The team states that treatment with these drugs needs to be individualized; that is, treatment should be reviewed after the first three to five years of administration. The reasons for this period of reassessment are to assess changes in bone density and fracture risk and to screen for the possibility of rare side effects such as osteonecrosis of the jaw and fracture of the thigh bone. For more information about these potential side effects, see Understanding the risk/benefit of bone drugs.

There are other medicines that could be used for the therapy of osteopenia or osteoporosis; however, the team did not provide detailed recommendations about them.

Effectiveness

The team mentions several ways to assess whether therapy has been successful (these assessments have been validated with thousands of HIV-negative people):

  • lack of new fractures or signs/symptoms of new fractures
  • maintaining height (less than a 1-cm decrease)
  • either no decrease or an increase in bone density in the hip and spine when assessed by DEXA scans
  • reduction in the level of proteins in the blood or urine that are associated with thinning bones (these may only be available from research laboratories)
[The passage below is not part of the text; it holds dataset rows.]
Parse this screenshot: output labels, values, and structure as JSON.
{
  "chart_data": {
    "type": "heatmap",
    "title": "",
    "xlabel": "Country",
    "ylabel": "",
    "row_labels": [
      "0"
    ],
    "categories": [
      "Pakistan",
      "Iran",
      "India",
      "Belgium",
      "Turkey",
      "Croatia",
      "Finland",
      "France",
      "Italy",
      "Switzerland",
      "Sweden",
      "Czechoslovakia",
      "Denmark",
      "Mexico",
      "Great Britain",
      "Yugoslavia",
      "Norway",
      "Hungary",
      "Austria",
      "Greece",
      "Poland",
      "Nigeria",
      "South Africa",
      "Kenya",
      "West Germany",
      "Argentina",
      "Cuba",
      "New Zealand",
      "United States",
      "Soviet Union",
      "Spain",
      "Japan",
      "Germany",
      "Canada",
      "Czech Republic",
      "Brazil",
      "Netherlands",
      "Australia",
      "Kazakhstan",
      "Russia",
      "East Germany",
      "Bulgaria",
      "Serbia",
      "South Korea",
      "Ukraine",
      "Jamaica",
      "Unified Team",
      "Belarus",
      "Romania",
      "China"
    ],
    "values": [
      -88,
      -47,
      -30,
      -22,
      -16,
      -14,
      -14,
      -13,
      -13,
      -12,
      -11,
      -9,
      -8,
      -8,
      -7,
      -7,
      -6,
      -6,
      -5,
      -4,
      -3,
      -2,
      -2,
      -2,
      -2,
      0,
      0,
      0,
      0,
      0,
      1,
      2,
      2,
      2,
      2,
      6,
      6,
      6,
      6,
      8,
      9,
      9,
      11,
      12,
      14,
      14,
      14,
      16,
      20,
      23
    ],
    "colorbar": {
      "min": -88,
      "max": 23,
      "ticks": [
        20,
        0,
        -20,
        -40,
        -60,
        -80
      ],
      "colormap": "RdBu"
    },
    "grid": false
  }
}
If the recommended therapies do not work, the team suggests that doctors refer patients to a specialist.

—Sean R. Hosein

REFERENCES:

  1. Brown TT, Hoy J, Borderi M, et al. Recommendations for evaluation and management of bone disease in HIV. Clinical Infectious Diseases. 2015 Apr 15;60(8):1242-51.
  2. Hileman CO, Labbato DE, Storer NJ, et al. Is bone loss linked to chronic inflammation in antiretroviral-naive HIV-infected adults? A 48-week matched cohort study. AIDS. 2014 Jul 31;28(12):1759-67.
  3. Kooij KW, Wit FW, Bisschop PH, et al. Low bone mineral density in patients with well-suppressed HIV infection: association with body weight, smoking, and prior advanced HIV disease. Journal of Infectious Diseases. 2015 Feb 15;211(4):539-48.